Me veio à cabeça uma época que eu não vivi, lá pelos idos de 1960, quando o meu avô comprou o apartamento de fundos que tinha vista para o mar. Naquela época, o paralelepípedo devia estar ali, acompanhando as árvores da calçada (e a calçada eu não faço idéia de como era). Agora, as casinhas baixas que rodeavam o prédio foram demolidas e deram origem a um monte de prédios grandes, que deixaram o prédio de quatro andares, onde fica o apartamento do meu avô, pequeno, intimidado, mas ainda com seu charme de portaria antiga-modernizada. A vista para o mar do apartamento dos fundos desapareceu por completo. Agora é possível apenas ver os vizinhos deitados, trocando de roupa, janelas fechadas, pessoas enroladas em toalhas, organizando a mudança, fazendo alguma refeição. Preferia a praia... Embora haja um bocado de poesia nas tarefas simples do dia-a-dia. Mas em dias pouco inspirados para as pessoas, nada como ver o mar.

O bom é que o mar continua lá, no mesmo lugar, embora não possa mais ser avistado da janela e a poluição tome conta dele em algumas épocas do ano. Se der vontade, basta caminhar dois quarteirões e lá está ele, com sua imensidão e suas ressacas que vão ao outro lado da rua (nada como o mar do Leblon de ressaca em um dia nublado). Mas ainda acho que o paralelepípedo poderia ter ficado à mostra... É engraçado como as cidades mudam... E as pessoas também. Nem bom, nem ruim... Apenas engraçado...

Cada um tem a sua visão de mundo, e o mundo nem sempre é uma experiência agradável.

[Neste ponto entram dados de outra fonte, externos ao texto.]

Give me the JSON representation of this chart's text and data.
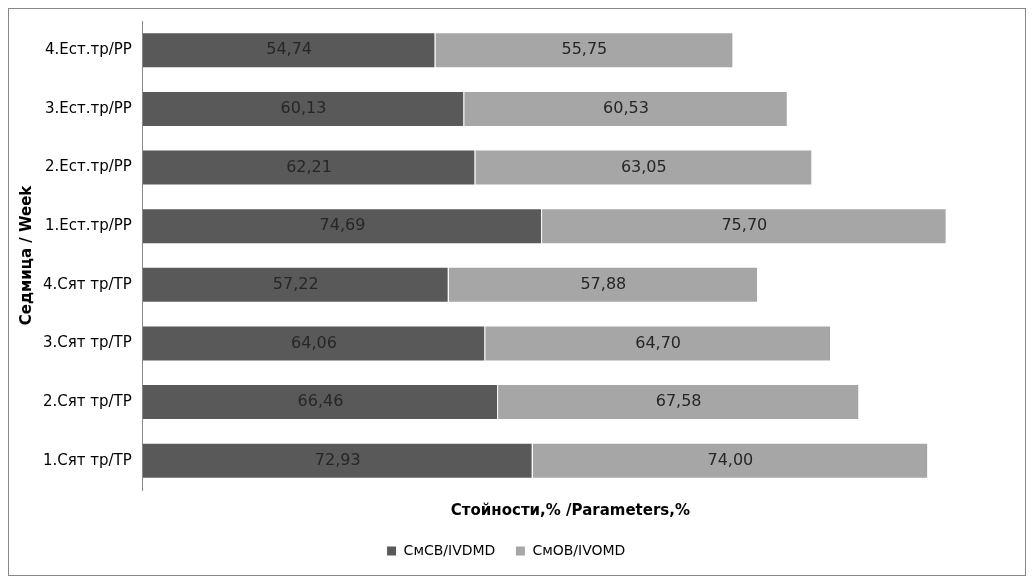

Foi isso, ou algo do tipo que eu li. e que se encaixou perfeitamente no meu momento. Cada um tem uma visão de mundo. Eu me esforço pra ver da melhor maneira possível, porém não consigo me limitar a uma visão só.
Só posso me definir com um espelho atrás de mim e outro na frente, somente assim vejo quantas sou, e quantas mais eu posso ser... Dois espelhos pode ser melhor do que qualquer livro de auto-ajuda.
Eu agora, que vos falo, sou a Letícia que tenta pegar todas as experiências vividas nos últimos dias e transformar as sensações em palavras, mas ontem eu era a Letícia que precisava se divertir, ver gente, conversar com amigos. A de antes era a Letícia reclusa, solitária, que apenas precisava de uma folha em branco e uma maquina de escrever antiga para poder ser feliz. Um pouco mais tarde eu me senti completa, dentro de uma Barca, numa incrível travessia Rio-Niterói, onde a única coisa que lamentei, foi ter esquecido a caneta em casa... Fui também aquela que ficou vários minutos admirando uma parede suja e cheia de lodo. Vi beleza nela, vi além da parede, me senti a parede e quase chorei.
Sou forte, sou fraca, depende da ocasião, sou aquilo que você quiser, ou aquilo que mais abomina, dependendo do que pretendo. Sou Louca, Sou a burra mais inteligente do mundo... Sou uma fofura, mas sou também um saco.
Você me vê de um jeito, o outro de outro e eu sou de todos os jeitos, juntos eu um corpo só. E ainda há muitas de mim pra descobri. Já não sou mais aquela do parágrafo anterior... Sou tudo isso, mas mesmo assim ainda sou igual a você.